Rhetoric which passes as poetry today exists on two extremes: on one end of the spectrum, we have the matter-of-fact, and on the other end, philosophical ambiguity.  Intellectuals like to live on the extremes.  That’s where the party always is.  What we have in the middle is that which is neither matter-of-fact, nor philosophically ambiguous; it is merely what might be characterized as the Platonic “good” in words, what the public memory still identifies as poetry: Longfellow, or Emily Dickinson, poetry from “the Past,” but poetry which has an actual historical and rhetorical identity. Robert Lowell, the Frankenstein Monster of the Southern Agrarian New Critics, has an historical identity.  This middle ground occupies not only a rhetorical middle, but an historical one.  It is roughly equivalent to the “golden mean;”  a rhetoric with an existence between two poles.  One of the many reasons it satisfies its readers is because it is neither too matter-of-fact, nor too ambiguous.

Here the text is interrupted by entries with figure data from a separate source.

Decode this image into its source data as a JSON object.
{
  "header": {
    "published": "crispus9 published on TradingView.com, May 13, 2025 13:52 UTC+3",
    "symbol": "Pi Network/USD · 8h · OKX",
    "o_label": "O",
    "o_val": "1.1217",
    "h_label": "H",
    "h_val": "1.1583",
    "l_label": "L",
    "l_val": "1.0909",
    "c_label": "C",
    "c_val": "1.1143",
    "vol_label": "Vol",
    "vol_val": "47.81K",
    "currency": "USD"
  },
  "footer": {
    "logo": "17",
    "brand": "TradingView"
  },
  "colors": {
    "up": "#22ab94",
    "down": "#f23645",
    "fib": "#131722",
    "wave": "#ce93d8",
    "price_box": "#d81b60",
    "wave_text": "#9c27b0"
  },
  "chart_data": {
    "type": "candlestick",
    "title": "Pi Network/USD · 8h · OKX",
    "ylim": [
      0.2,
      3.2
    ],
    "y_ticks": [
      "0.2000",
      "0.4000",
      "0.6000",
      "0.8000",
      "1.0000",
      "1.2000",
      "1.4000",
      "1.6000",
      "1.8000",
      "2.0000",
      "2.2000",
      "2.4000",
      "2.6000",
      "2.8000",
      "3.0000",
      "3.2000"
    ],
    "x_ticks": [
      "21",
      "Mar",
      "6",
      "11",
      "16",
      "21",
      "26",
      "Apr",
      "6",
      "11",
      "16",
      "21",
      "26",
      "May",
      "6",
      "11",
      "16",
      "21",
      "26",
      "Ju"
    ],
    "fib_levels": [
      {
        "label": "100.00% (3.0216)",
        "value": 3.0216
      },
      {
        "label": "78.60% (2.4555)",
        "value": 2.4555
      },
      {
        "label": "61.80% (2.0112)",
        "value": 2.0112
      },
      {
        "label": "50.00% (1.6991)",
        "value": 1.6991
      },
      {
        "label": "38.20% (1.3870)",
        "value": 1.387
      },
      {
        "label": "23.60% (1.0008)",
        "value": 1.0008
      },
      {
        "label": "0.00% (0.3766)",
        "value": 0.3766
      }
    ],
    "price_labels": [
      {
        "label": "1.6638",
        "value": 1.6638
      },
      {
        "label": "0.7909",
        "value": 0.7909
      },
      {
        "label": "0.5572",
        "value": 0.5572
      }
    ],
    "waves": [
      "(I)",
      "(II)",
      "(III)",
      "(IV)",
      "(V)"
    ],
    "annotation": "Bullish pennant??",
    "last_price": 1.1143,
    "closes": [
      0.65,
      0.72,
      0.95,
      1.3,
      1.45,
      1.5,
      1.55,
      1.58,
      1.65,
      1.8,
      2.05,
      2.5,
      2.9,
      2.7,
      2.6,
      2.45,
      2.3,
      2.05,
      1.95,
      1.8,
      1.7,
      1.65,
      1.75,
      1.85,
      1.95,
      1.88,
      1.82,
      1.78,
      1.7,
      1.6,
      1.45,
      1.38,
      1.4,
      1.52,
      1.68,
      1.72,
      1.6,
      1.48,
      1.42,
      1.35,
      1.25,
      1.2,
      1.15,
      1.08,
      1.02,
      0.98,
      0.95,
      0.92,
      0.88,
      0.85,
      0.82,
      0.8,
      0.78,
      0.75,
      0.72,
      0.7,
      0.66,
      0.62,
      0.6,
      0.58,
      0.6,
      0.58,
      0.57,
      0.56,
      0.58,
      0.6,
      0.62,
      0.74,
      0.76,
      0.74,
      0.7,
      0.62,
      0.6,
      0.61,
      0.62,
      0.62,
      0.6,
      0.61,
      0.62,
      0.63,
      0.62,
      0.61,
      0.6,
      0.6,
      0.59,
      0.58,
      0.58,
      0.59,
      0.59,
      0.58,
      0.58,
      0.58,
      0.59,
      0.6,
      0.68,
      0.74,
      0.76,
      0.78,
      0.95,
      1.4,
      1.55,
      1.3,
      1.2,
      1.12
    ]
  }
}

The Carson example, as Elisa points out, is not “obscure,” but it is philosophically ambiguous—and, in keeping with self-conscious Modernism, matter-0f-fact at the same time.  The Carson excerpt has its interest, but Edmundson, as blundering as he is, is correct: the interest is not a poetic one.

The test is very simple: Carson posits the “neuter” person with “meaningless legs” as she speculates philosophically  on sexual difference, or the lack thereof.  The “poem,” at least in the excerpt, however, never comes into focus; instead we are offered vague choices—a shelf full of sexual philosophy presents itself to us—is it really good to be “neuter?”  How so?  From whose perspective? Etc, etc?— and words do have the power to do this; but this is speculative philosophy, not poetry.

The ambiguity of speculative philosophy will always trump the softer meanings of poetry—they are not the same, and those who assume (and there are many) that the ambiguity of philosophical speculation is poetry are really lost.

When the frustrated Elisa writes, “this guy’s tastes are completely arbitrary,” one can see how absolutely at sea she is, bemoaning “agendas” on one hand, and the “arbitrary” on the other.

Edmundson has blindly stirred up the blind.